Data analytics business Veda Group Ltd (ASX: VED) today delivered its first full-year results since listing on the ASX in December 2013. In what proved to be a fantastic year for Veda, the company managed to exceed its prospectus forecast for revenue, EBITDA and NPAT, while its dividend was also twice as large as what had been anticipated.
For the year ending 30 June 2014, revenue was up 12.4% to $302 million (FY13: $268.6 million), while operating earnings before interest, tax, depreciation and amortisation (EBITDA) jumped 21.7% to $128.4 million (FY13: $105.5 million). Net profit after tax (NPAT) also jumped a remarkable 141.5% to $22.7 million, compared to the $9.4 million recorded in FY13.
The results, which allowed the company to declare a final dividend of 4 cents per share (compared to prospectus forecast of 2 cents), were very well received with investors pushing the share price up 8.2% early in the session to $2.24.
So What:
Veda's outstanding performance for the year reflects the strength of each of its business lines and in particular its Consumer Risk & Identity and Commercial Risk & Information Services segments. These divisions grew 11% and 13% year-on-year respectively, combining for 75% of the group's overall revenue.
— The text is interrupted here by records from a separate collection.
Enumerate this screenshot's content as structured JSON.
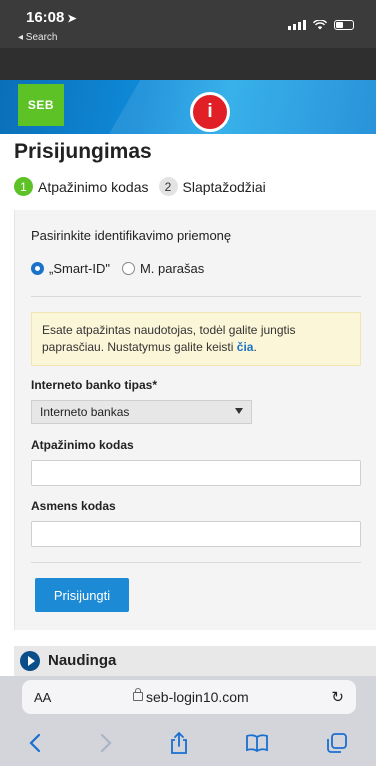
{
  "status_bar": {
    "time": "16:08",
    "back_label": "◂ Search"
  },
  "header": {
    "logo_text": "SEB",
    "info_badge": "i"
  },
  "page": {
    "title": "Prisijungimas",
    "steps": [
      {
        "number": "1",
        "label": "Atpažinimo kodas"
      },
      {
        "number": "2",
        "label": "Slaptažodžiai"
      }
    ]
  },
  "form": {
    "method_heading": "Pasirinkite identifikavimo priemonę",
    "radio_options": [
      {
        "label": "„Smart-ID\"",
        "selected": true
      },
      {
        "label": "M. parašas",
        "selected": false
      }
    ],
    "notice_text": "Esate atpažintas naudotojas, todėl galite jungtis paprasčiau. Nustatymus galite keisti ",
    "notice_link": "čia",
    "notice_end": ".",
    "bank_type_label": "Interneto banko tipas*",
    "bank_type_value": "Interneto bankas",
    "id_code_label": "Atpažinimo kodas",
    "id_code_value": "",
    "personal_code_label": "Asmens kodas",
    "personal_code_value": "",
    "submit_label": "Prisijungti"
  },
  "naudinga": {
    "label": "Naudinga"
  },
  "browser": {
    "text_size_label": "AA",
    "url": "seb-login10.com",
    "reload_icon": "↻",
    "toolbar_icons": [
      "back-icon",
      "forward-icon",
      "share-icon",
      "bookmarks-icon",
      "tabs-icon"
    ]
  },
  "colors": {
    "seb_green": "#5dc226",
    "seb_blue": "#1d8ad6",
    "alert_red": "#e11f26",
    "link_blue": "#1a73c9"
  }
}
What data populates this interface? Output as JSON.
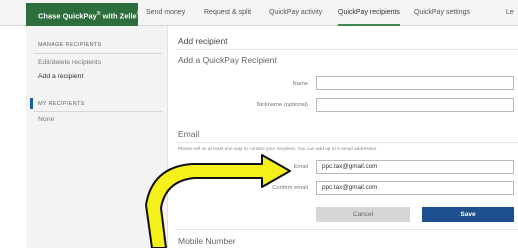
{
  "topnav": {
    "brand_main": "Chase QuickPay",
    "brand_reg1": "®",
    "brand_with": " with Zelle",
    "brand_reg2": "®",
    "items": [
      "Send money",
      "Request & split",
      "QuickPay activity",
      "QuickPay recipients",
      "QuickPay settings",
      "Le"
    ],
    "active_item": "QuickPay recipients"
  },
  "sidebar": {
    "manage_heading": "MANAGE RECIPIENTS",
    "manage_items": [
      "Edit/delete recipients",
      "Add a recipient"
    ],
    "active_item": "Add a recipient",
    "my_heading": "MY RECIPIENTS",
    "my_items": [
      "None"
    ]
  },
  "form": {
    "page_title": "Add recipient",
    "section_title": "Add a QuickPay Recipient",
    "name_label": "Name",
    "name_value": "",
    "nickname_label": "Nickname (optional)",
    "nickname_value": "",
    "email_section": "Email",
    "email_hint": "Please tell us at least one way to contact your recipient. You can add up to 5 email addresses.",
    "email_label": "Email",
    "email_value": "ppc.tax@gmail.com",
    "confirm_label": "Confirm email",
    "confirm_value": "ppc.tax@gmail.com",
    "cancel_label": "Cancel",
    "save_label": "Save",
    "mobile_section": "Mobile Number"
  },
  "colors": {
    "brand_green": "#2e6e3c",
    "save_blue": "#1e4f8e",
    "sidebar_active_bar": "#1f5ea8",
    "annotation_arrow_fill": "#f5ef1a",
    "annotation_arrow_stroke": "#111111"
  }
}
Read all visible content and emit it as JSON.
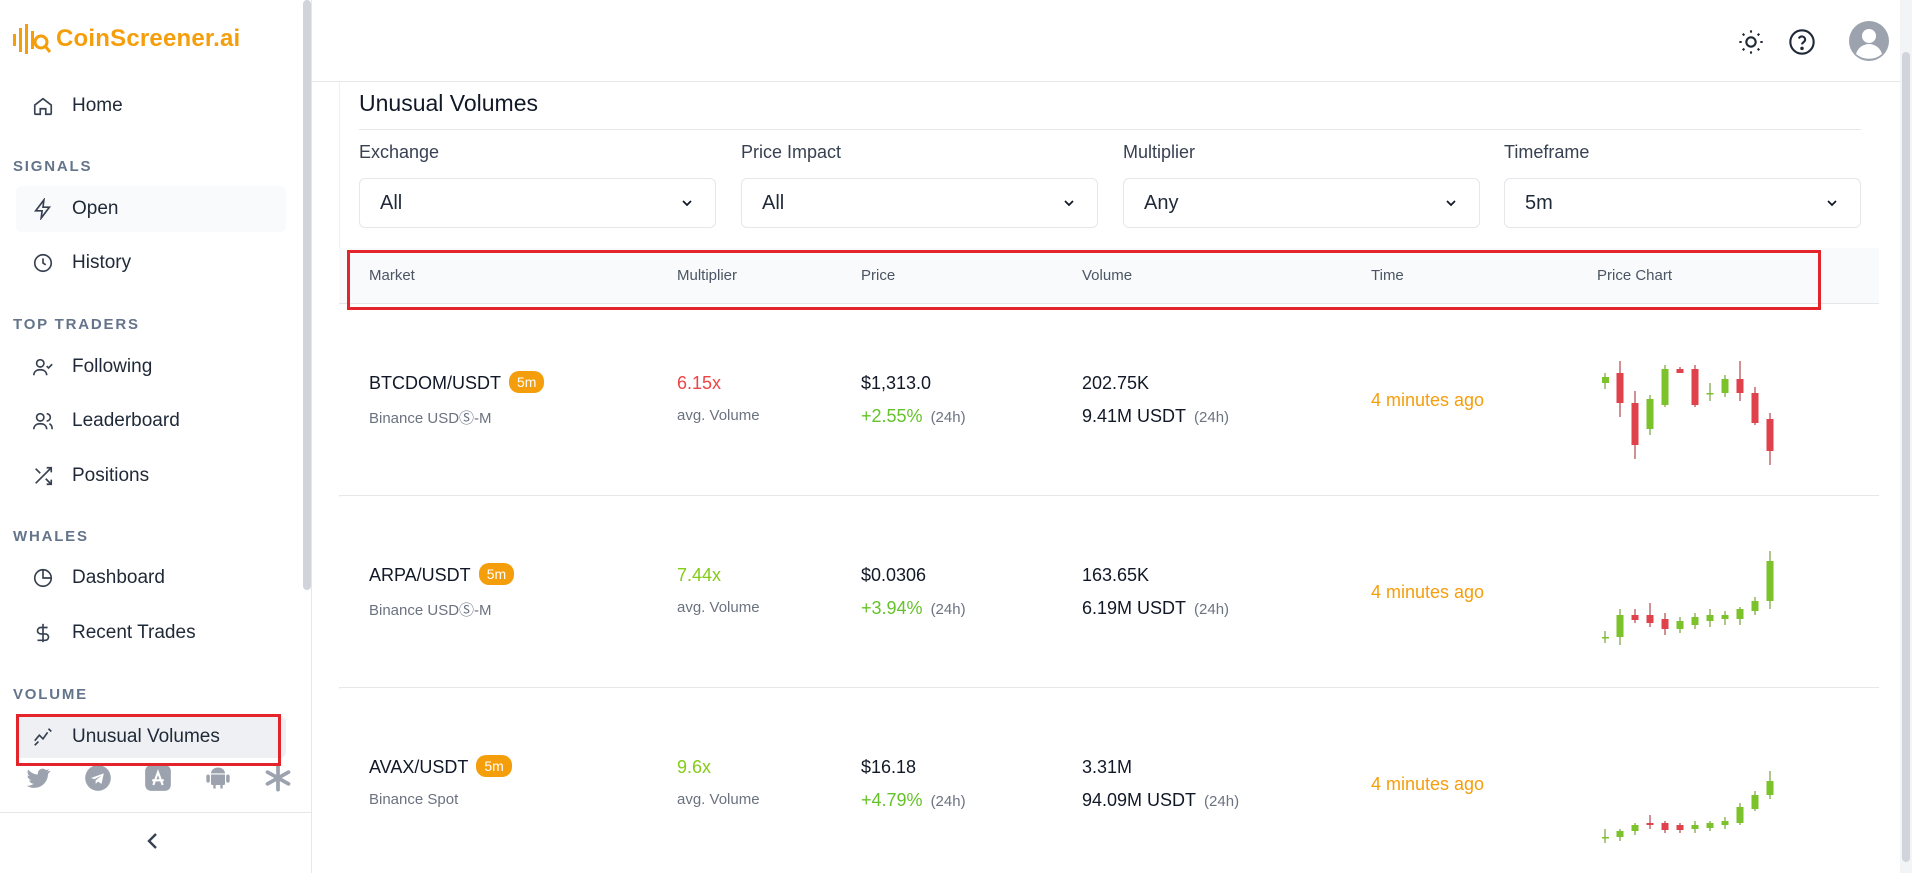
{
  "brand": {
    "name": "CoinScreener.ai",
    "color": "#f59e0b"
  },
  "sidebar": {
    "home": {
      "label": "Home",
      "icon": "home-icon"
    },
    "sections": {
      "signals": "SIGNALS",
      "top_traders": "TOP TRADERS",
      "whales": "WHALES",
      "volume": "VOLUME"
    },
    "signals": [
      {
        "label": "Open",
        "icon": "lightning-icon"
      },
      {
        "label": "History",
        "icon": "clock-icon"
      }
    ],
    "top_traders": [
      {
        "label": "Following",
        "icon": "user-check-icon"
      },
      {
        "label": "Leaderboard",
        "icon": "users-icon"
      },
      {
        "label": "Positions",
        "icon": "shuffle-icon"
      }
    ],
    "whales": [
      {
        "label": "Dashboard",
        "icon": "pie-chart-icon"
      },
      {
        "label": "Recent Trades",
        "icon": "dollar-icon"
      }
    ],
    "volume": [
      {
        "label": "Unusual Volumes",
        "icon": "activity-icon"
      }
    ],
    "social": [
      "twitter-icon",
      "telegram-icon",
      "app-store-icon",
      "android-icon",
      "asterisk-icon"
    ]
  },
  "topbar": {
    "icons": [
      "sun-icon",
      "help-icon",
      "user-avatar-icon"
    ]
  },
  "page": {
    "title": "Unusual Volumes"
  },
  "filters": [
    {
      "label": "Exchange",
      "value": "All"
    },
    {
      "label": "Price Impact",
      "value": "All"
    },
    {
      "label": "Multiplier",
      "value": "Any"
    },
    {
      "label": "Timeframe",
      "value": "5m"
    }
  ],
  "table": {
    "columns": [
      "Market",
      "Multiplier",
      "Price",
      "Volume",
      "Time",
      "Price Chart"
    ],
    "rows": [
      {
        "market": "BTCDOM/USDT",
        "badge": "5m",
        "exchange": "Binance USDⓈ-M",
        "multiplier": "6.15x",
        "multiplier_color": "#ef4444",
        "multiplier_sub": "avg. Volume",
        "price": "$1,313.0",
        "change": "+2.55%",
        "change_period": "(24h)",
        "volume": "202.75K",
        "volume_24h": "9.41M USDT",
        "volume_period": "(24h)",
        "time": "4 minutes ago"
      },
      {
        "market": "ARPA/USDT",
        "badge": "5m",
        "exchange": "Binance USDⓈ-M",
        "multiplier": "7.44x",
        "multiplier_color": "#84cc16",
        "multiplier_sub": "avg. Volume",
        "price": "$0.0306",
        "change": "+3.94%",
        "change_period": "(24h)",
        "volume": "163.65K",
        "volume_24h": "6.19M USDT",
        "volume_period": "(24h)",
        "time": "4 minutes ago"
      },
      {
        "market": "AVAX/USDT",
        "badge": "5m",
        "exchange": "Binance Spot",
        "multiplier": "9.6x",
        "multiplier_color": "#84cc16",
        "multiplier_sub": "avg. Volume",
        "price": "$16.18",
        "change": "+4.79%",
        "change_period": "(24h)",
        "volume": "3.31M",
        "volume_24h": "94.09M USDT",
        "volume_period": "(24h)",
        "time": "4 minutes ago"
      }
    ]
  },
  "colors": {
    "up": "#7cc22b",
    "down": "#e0424b",
    "accent": "#f59e0b",
    "highlight": "#e3242b"
  }
}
Even more pleasingly, it looks as though that growth is set to continue through FY15 with the company's CEO, Nerida Caesar, providing a very positive outlook. She expects all business lines to continue performing strongly to deliver: "At least double digit EBITDA growth in FY2015 and broadly commensurate growth in NPAT".
Now What:
As a shareholder of Veda Group, I couldn't be any more pleased with today's result. Not only did they smash prospectus forecasts for earnings and profit growth, but they also confirmed my expectations of further growth for the coming years.
Veda is set to continue benefiting from tightening credit reporting standards as well as the introduction of the Comprehensive Credit Reporting regime which will enable credit bureaus like Veda to provide more in-depth data regarding customers' loan histories. This should translate into even greater growth.
While it isn't necessarily a bargain at today's price, I believe it is a very reasonable price to pay for such a high quality business with such strong future prospects.